Jataka 34

Maccha Jātaka

The Slave of Passion

as told by Eric Van Horn

originally translated by Robert Chalmers, B.A., of Oriel College, Oxford University

originally edited by Professor Edward Byles Cowell, Cambridge University

There is an interesting point made in this story. The Bodhisatta is concerned about the state of mind of the fish if he dies at that moment. This is a common theme in the Buddhist tradition. Our next rebirth is determined by our past karma as well as the state of mind at the moment of death. This is why Buddhists hope for a very calm, loving, supportive environment when they die.

’Tis not the cold.” This story was told by the Master while at Jetavana. It is about a monk who was seduced by his wife from his worldly life before joining the Saṇgha. The Master said on this occasion, “Is it true, as I hear, brother, that you have succumbed to passion?”

“Yes, Blessed One.”

“Because of whom?”

“My former wife, sir, is sweet to touch. I cannot give her up!”

Then the Master said, “Brother, this woman is harmful to you. It was because of her that in bygone times you were about to meet your end when you were saved by me.” And so saying, he told this story of the past.

Once upon a time when Brahmadatta was reigning in Benares, the Bodhisatta became his family’s priest.

In those days some fishermen cast their net into the river. And a great big fish came along amorously toying with his wife. She, sensing the net as she swam ahead of him, circled around it and escaped. But her amorous spouse, blinded by passion, sailed right into the meshes of the net. As soon as the fishermen felt him in their net, they hauled it in and took the fish out.

They did not kill him at once but threw him alive on the sands. “We’ll cook him in the coals for our meal,” they said. Accordingly, they started to build a fire and carve a spit to roast him on. The fish lamented, saying to himself, “It’s not the torture of the fire or the anguish of the spit or any other pain that hurts me. It is the distressing thought that my wife will be unhappy in the belief that I have gone off with someone else.” And he repeated this stanza:

It’s not the cold, the heat, or wounding net.

It’s the fear my darling wife should think

Another’s love has lured her spouse away.

Just then the priest came to the riverside with his attendants to bathe. Now he understood the language of all animals. Therefore, when he heard the fish’s lament, he thought to himself, “This fish is suffering from passion. If he dies in this unhealthy state of mind, he cannot escape rebirth in hell. I will save him.” So he went to the fishermen and said, “My men, don’t you supply us with a fish every day for our curry?”
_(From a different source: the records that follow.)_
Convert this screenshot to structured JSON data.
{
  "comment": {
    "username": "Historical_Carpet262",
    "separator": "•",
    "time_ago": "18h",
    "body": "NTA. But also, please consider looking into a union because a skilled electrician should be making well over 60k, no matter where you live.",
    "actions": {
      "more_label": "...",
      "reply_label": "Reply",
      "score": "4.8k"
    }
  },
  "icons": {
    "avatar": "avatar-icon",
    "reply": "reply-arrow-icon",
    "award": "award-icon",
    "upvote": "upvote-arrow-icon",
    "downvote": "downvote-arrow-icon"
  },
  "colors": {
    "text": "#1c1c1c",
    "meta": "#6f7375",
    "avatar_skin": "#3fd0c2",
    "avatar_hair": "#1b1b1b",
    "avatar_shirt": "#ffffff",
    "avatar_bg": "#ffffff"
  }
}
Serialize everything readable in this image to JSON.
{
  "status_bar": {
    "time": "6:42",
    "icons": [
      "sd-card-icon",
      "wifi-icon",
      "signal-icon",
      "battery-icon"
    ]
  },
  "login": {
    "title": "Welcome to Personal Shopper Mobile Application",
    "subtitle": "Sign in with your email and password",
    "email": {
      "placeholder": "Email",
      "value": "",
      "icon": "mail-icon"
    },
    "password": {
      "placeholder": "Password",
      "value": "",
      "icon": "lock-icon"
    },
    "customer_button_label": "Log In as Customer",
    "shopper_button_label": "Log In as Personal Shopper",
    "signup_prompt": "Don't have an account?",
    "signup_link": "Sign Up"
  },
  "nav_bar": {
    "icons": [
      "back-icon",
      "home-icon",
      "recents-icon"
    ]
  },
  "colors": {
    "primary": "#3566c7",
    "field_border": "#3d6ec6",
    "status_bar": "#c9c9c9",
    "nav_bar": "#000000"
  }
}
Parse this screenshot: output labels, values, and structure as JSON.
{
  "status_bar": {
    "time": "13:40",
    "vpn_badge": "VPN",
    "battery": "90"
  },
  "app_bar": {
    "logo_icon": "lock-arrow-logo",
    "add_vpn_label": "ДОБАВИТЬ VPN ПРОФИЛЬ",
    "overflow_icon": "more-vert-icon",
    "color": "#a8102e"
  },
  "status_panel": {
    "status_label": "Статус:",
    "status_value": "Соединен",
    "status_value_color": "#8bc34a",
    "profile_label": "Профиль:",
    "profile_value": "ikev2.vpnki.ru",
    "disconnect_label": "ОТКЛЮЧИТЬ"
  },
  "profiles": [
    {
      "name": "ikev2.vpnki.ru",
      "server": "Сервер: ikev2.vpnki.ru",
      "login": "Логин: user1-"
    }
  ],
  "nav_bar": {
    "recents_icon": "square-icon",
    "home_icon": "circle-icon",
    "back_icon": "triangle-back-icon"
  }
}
“What do you say, sir?” the fishermen said. “Take away any fish you want.”

“We don’t need any but this one. Only give us this one.”

“He’s yours, sir.”

Taking the fish in his two hands, the Bodhisatta sat down on the bank and said, “Friend fish, if I had not seen you today, you would have met your death. In the future stop being a slave of passion.” And with this exhortation he threw the fish into the water and went back into the city.

The Bodhisatta and the Love Lost Fish

Figure: The Bodhisatta and the Love Lost Fish

His lesson ended, the Master preached the Four Noble Truths, at the end of which the passionate monk won the First Path (stream-entry). Also, the Master showed the connection and identified the birth by saying, “The former wife was the female fish of those days, the passionate monk was the male fish, and I myself the family priest.”